Apesar deste progresso, este direito igual continua trazendo implícita uma limitação burguesa. O direito dos produtores é proporcional ao trabalho que prestou; a igualdade, consiste em que é medida pelo mesmo critério: pelo trabalho
Mas alguns indivíduos são superiores, física e intelectualmente a outros e, pois, no mesmo tempo, prestam trabalho, ou podem trabalhar mais tempo; e o trabalho, para servir de medida, tem que ser determinado quanto à duração ou intensidade; de outro modo, deixa de ser uma medida. Este direito igual é um direito desigual para trabalho desigual. Não reconhece nenhuma distinção de classe, porque aqui cada indivíduo não é mais do que um trabalhador como os demais; mas reconhece, tacitamente, como outros tantos privilégios naturais, as desiguais aptidões dos indivíduos, por conseguinte, a desigual capacidade de rendimento. No fundo é, portanto, como todo direito, o direito da desigualdade. O direito só pode consistir, por natureza, na aplicação de uma medida igual; mas os indivíduos desiguais (e não seriam indivíduos diferentes se não fossem desiguais) só podem ser medidos por uma mesma medida sempre e quando sejam considerados sob um ponto de vista igual, sempre quando sejam olhados apenas sob um aspecto determinado; por exemplo, no caso concreto, só como operários, e não veja neles nenhuma outra coisa, isto é, prescinda-se de tudo o mais. Prossigamos: uns operários são casados e outros não; uns têm mais filhos que outros, etc., etc. Para igual trabalho e, por conseguinte, para igual participação no fundo social de consumo, uns obtêm de fato mais do que outros, uns são mais ricos do que outros, etc.
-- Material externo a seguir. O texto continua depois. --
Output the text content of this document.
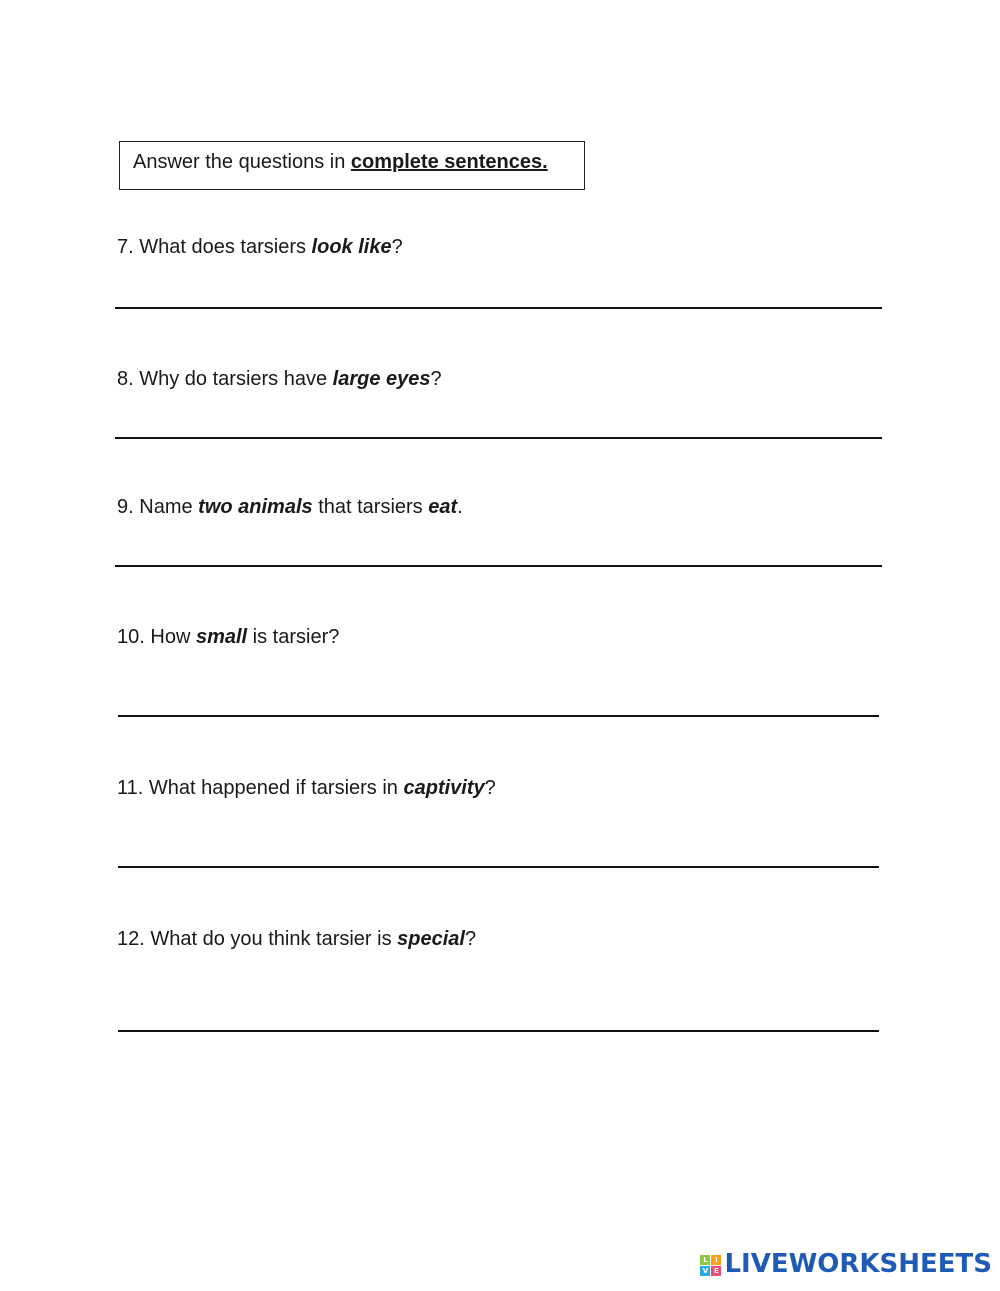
Answer the questions in complete sentences.
7. What does tarsiers look like?
8. Why do tarsiers have large eyes?
9. Name two animals that tarsiers eat.
10. How small is tarsier?
11. What happened if tarsiers in captivity?
12. What do you think tarsier is special?
L	I
V E LIVEWORKSHEETS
Para evitar todos estes inconvenientes, o direito não teria que ser igual, mas desigual.
Estes defeitos, porém, são inevitáveis na primeira fase da sociedade comunista, tal como brota da sociedade capitalista depois de um longo e doloroso parto. O direito não pode ser nunca superior à estrutura econômica nem ao desenvolvimento cultural da sociedade por ela condicionado.
Em uma fase superior da sociedade comunista, quando houver desaparecido a subordinação escravizadora dos indivíduos à divisão do trabalho e, com ela, o contraste entre o trabalho intelectual e o trabalho manual; quando o trabalho não for somente um meio de vida, mas a primeira necessidade vital; quando, com o desenvolvimento dos indivíduos em todos os seus aspectos, crescerem também as forças produtivas e jorrarem em caudais os mananciais da riqueza coletiva, só então será possível ultrapassar-se totalmente o estreito horizonte do direito burguês e a sociedade poderá inscrever em suas bandeiras: De cada qual, segundo sua capacidade; a cada qual, segundo suas necessidades.
Alonguei-me sobre o “fruto íntegro do trabalho”, de uma parte, e de outra, sobre “o direito igual” e “a repartição equitativa”, para demonstrar em que grave falta se incorre, por um lado, quando se deseja impor ao nosso Partido, como dogmas, idéias que, se em outro tempo tiveram um sentido, hoje já não são mais do que tópicos em desuso, e, por outro lado, quando se tergiversa a concepção realista — que tanto esforço custou para inculcar no Partido, mas que hoje já está enraizada — com patranhas ideológicas, jurídicas e de outro tipo, tão em voga entre os democratas e os socialistas franceses.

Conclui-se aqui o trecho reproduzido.